What's important, though, is that Dad and I spent an entire day together, and we didn't argue or squabble or get on each other's nerves. He got to introduce me to something he loves, and I loved it, too. And he emailed all of his friends, and sent out the pictures to everyone, and he was so excited to come back to the cabin and tell Mom all about it.
And that's really all I wanted to get out of the day.
But I also caught the most fish.
1 comment:
Joel, I loved this post for SO many reasons. Firstly, because I used to live in TN, and my mom's family all live in NC. And we've been to Cherokee. I can tell you that the bluegrass festival at Cherokee is NOT sad and tired and dragged out. It's one of the best summer camp-out festivals EVER. The drawback, of course, is that you have to listen to bluegrass music, but every joy has its price.
Secondly, the story about telling the guide that you liked "A River Runs Through It" because Brad Pitt was in it completely mirrored my mom's visit here a couple of days ago.
See, I have a girl-crush on the actress Katherine Moennig, and my computer has a slideshow of photos of KM as the screen saver. So my mother starts out "Who is that?" - and I say "Katherine Moennig." Mom says "What, is she an actress?", and I say yes. Mom says, "What movie is she in?" and I say "She was on the TV series 'The L Word'". Silence. Mom says, "Is she a lesbian?", and I say yes. Silence. Mom says "She certainly looks like one." And I say, "She is."

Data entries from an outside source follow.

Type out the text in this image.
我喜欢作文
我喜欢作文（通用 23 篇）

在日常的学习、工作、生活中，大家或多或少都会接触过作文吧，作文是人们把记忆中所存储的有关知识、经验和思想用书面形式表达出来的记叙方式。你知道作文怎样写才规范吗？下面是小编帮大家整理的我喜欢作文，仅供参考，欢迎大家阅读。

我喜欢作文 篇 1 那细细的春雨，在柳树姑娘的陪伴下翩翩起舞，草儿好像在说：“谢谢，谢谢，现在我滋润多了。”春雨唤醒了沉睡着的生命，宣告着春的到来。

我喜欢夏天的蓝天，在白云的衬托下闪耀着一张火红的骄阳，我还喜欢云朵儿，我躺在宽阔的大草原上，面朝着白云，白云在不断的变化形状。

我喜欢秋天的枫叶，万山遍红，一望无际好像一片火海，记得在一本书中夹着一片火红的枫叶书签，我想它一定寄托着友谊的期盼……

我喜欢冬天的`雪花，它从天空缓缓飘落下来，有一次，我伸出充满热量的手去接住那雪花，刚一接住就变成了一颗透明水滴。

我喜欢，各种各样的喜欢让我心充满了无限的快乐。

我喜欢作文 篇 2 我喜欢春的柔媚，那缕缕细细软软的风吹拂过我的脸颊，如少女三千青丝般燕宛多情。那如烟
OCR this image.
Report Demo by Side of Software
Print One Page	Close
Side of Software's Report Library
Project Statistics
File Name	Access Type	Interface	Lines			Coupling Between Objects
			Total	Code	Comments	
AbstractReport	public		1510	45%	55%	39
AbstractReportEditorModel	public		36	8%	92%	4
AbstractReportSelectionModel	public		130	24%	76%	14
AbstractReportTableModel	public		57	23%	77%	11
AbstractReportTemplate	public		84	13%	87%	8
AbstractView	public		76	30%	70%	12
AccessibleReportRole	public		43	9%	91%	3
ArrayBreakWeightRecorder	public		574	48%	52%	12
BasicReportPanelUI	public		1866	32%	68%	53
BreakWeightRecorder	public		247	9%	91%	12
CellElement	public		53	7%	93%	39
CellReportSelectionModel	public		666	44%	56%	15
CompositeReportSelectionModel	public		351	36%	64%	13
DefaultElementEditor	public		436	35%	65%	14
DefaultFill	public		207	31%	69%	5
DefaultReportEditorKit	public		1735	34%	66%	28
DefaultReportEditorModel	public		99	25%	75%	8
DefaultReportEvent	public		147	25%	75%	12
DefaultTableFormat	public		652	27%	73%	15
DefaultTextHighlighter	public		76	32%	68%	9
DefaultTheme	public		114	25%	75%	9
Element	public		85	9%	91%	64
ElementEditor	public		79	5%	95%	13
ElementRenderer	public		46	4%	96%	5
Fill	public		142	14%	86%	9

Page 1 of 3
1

I refrained from saying that I have a total crush on Katherine Moennig and would totally make out with her if given the chance, but my mom is pretty astute. I could feel her gathering this information to the back of her mind so that she could bring this subject up with my sister or aunt or whoever when she gets back to NC. I laughed about this to myself for a good while, because it bothers me not one whit.
I'm glad you caught the most fish, and that you let them go again.